Le gouvernement nigérian a répondu aux attaques de Boko Haram par la manière forte. Les forces de sécurité ont abattu des centaines de personnes suspectées d'appartenir à Boko Haram et d'autres membres du public sans lien apparent avec le groupe, sous couvert de mettre un terme aux menaces que fait planer le groupe sur les citoyens. Les autorités ont pourtant rarement poursuivi les responsables d'actes de violence au sein de Boko Haram ou le personnel des forces de sécurité pour les exactions commises.

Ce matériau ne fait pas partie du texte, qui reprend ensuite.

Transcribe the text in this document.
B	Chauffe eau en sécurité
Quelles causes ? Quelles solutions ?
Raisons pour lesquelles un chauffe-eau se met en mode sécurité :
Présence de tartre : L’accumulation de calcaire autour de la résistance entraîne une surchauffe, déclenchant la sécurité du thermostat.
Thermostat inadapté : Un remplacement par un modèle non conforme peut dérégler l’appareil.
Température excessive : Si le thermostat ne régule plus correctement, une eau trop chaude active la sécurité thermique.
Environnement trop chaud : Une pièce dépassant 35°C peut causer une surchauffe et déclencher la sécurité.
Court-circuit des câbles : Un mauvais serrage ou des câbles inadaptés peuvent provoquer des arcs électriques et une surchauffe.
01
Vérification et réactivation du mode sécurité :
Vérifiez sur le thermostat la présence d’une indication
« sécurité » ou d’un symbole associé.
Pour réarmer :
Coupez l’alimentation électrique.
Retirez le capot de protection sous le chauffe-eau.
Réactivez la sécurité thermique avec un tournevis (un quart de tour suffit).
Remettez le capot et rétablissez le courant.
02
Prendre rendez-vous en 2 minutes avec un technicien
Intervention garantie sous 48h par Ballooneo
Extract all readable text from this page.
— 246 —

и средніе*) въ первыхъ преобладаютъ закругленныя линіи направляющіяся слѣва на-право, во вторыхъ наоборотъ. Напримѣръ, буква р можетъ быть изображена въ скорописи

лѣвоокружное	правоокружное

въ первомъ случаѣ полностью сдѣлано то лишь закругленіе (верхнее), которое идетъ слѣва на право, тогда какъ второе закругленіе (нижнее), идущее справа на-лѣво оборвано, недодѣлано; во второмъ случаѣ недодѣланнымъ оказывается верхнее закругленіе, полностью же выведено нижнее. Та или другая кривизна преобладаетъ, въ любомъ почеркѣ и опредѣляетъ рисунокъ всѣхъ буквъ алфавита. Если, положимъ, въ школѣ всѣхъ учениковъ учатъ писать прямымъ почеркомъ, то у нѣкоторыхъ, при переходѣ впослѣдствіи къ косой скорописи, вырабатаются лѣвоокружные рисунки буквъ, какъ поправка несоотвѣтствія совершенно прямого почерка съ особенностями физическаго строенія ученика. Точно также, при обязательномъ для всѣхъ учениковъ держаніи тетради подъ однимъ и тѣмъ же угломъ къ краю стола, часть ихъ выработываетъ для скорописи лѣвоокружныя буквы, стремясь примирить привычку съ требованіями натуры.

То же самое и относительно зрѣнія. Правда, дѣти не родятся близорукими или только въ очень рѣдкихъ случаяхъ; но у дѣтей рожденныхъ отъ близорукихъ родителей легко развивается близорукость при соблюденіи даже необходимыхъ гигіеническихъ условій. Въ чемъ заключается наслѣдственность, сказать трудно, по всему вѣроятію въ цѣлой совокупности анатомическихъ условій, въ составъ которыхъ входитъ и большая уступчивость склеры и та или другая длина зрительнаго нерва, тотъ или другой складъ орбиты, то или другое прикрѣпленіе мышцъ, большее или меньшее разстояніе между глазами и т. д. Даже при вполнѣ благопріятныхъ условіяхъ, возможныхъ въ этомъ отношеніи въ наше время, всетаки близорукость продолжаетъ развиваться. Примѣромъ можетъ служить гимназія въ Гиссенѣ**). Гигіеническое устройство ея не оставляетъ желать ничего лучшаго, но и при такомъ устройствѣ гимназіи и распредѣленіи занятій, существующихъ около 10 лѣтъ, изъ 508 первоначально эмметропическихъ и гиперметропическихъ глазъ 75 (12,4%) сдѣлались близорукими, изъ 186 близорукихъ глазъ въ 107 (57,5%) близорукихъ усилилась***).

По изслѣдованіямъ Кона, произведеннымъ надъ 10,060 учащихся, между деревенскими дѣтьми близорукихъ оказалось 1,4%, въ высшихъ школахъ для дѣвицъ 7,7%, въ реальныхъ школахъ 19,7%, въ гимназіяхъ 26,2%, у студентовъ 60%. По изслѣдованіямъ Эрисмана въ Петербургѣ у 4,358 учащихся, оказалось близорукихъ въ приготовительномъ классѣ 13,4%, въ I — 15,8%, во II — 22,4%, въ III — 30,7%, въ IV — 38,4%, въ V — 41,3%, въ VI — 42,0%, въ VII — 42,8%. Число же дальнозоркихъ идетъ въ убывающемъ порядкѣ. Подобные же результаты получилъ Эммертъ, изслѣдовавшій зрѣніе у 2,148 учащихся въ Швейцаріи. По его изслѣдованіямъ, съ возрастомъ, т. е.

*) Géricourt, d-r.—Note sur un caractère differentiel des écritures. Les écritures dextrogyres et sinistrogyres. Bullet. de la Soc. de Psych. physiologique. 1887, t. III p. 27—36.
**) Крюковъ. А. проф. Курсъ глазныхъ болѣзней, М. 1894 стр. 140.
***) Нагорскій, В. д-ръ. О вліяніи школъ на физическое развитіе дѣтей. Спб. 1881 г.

Lors de raids de sécurité menés dans des lieux où s'étaient produites des attaques, les militaires auraient fait un usage abusif de la force et se seraient livrés à des violations des droits humains, mettant le feu aux habitations ou procédant à des exécutions extrajudiciaires par exemple, aux dires de plusieurs témoins entendus par Human Rights Watch.

Les autorités nigérianes ont en outre procédé à l'arrestation de centaines de personnes lors de raids menés dans le nord du pays. Nombre de ces gens ont été tenus au secret pendant des mois, voire des années, sans inculpation ni jugement. Dans certains cas, ils ont été détenus dans des conditions inhumaines et soumis à des sévices physiques, parfois la mort. Le sort de nombre d'entre eux demeure incertain.

Boko Haram devrait immédiatement cesser toute attaque et menace d'attaque entraînant des pertes en vies humaines, des blessures et la destruction des biens, a affirmé Human Rights Watch. Le gouvernement nigérian devrait prendre d'urgence des mesures pour lutter contre les atteintes aux droits humains qui ont contribué à alimenter le militantisme violent.

« Les autorités nigérianes ont la responsabilité de protéger leurs citoyens de la violence, mais aussi de respecter les lois internationales relatives aux droits humains », a conclu Daniel Bekele. « Au lieu de recourir à des actes abusifs qui ne font qu'alourdir le tribut payé en vies humaines, les autorités devraient poursuivre sans attendre les auteurs de ces crimes si graves. »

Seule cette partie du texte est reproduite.